= Abraham E. Michelbacher =

Abraham Ezra Michelbacher (April 12, 1899 – May 22, 1991) was an American entomologist who served as a professor of entomology at the University of California, Berkeley. He worked at the experimental research station in Riverside. He specialized in the study of the Symphyla and other Myriapoda. In the 1950s he helped to articulate the idea of "integrated control", a conceptual basis for integrated pest management.
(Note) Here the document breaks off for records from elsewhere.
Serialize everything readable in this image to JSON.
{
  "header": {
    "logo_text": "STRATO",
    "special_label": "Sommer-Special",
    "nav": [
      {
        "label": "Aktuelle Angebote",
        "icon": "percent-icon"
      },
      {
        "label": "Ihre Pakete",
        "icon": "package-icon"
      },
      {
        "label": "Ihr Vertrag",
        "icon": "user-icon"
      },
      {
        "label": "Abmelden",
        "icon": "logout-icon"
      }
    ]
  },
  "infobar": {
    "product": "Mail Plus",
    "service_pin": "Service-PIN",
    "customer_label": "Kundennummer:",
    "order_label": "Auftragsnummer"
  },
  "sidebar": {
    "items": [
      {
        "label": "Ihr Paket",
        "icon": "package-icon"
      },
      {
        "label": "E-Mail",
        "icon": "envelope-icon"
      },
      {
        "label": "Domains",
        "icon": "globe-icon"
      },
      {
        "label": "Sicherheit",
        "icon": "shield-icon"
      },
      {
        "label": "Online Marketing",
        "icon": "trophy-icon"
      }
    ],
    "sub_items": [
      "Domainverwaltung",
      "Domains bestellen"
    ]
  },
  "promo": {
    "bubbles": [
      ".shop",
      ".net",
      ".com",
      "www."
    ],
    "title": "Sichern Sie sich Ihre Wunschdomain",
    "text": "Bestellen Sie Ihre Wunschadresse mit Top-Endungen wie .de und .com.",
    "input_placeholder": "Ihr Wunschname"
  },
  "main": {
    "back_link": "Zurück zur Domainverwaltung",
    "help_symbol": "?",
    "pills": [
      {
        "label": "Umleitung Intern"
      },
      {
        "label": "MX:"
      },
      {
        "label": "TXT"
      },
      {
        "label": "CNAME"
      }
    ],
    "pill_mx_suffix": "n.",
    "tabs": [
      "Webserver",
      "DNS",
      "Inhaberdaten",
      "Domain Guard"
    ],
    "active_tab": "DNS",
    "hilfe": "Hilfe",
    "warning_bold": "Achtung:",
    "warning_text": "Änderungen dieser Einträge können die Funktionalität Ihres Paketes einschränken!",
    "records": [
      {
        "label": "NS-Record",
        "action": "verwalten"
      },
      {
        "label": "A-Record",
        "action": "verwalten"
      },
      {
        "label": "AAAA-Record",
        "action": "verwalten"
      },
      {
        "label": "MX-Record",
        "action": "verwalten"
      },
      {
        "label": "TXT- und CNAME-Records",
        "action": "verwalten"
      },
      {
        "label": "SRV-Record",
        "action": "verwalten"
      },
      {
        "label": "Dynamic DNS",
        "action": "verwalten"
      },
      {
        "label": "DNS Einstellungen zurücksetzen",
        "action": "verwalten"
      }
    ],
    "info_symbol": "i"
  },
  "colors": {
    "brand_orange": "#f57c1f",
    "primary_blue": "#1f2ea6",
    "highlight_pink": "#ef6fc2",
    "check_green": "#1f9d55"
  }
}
Michelbacher was born in Riverside, California and grew up at Newport with an early interest in fishing which remained a recreation through his life. He went to study agronomy at the Citrus Experiment Station which would later become the Riverside Campus from 1920 and here he was introduced to biological control by Harry Smith. He received a BS in 1927, MS (1930) and finally a PhD in 1935. His graduate teachers included E.O. Essig. Michelbacher specialized in the systematics of Symphyla. He married bacteriologist Martha Meyer in 1927. He joined Berkeley as a laboratory assistant and became an assistant entomologist in 1943 and a full professor in 1956. His career research was largely on applied entomology dealing with the management of insects in agriculture, particularly in alfalfa cultivation. In 1939 he talked about discriminating use of insecticides at the 6th Pacific Science Congress. He also took an interest in the hymenopteran pollinators of cucurbits and gourds, making collection trips to South America. He talked about the possible application of New World bees for pollination at the International Congress of Entomology at Vienna. He retired in 1960 but continued field studies as an emeritus professor for 27 years.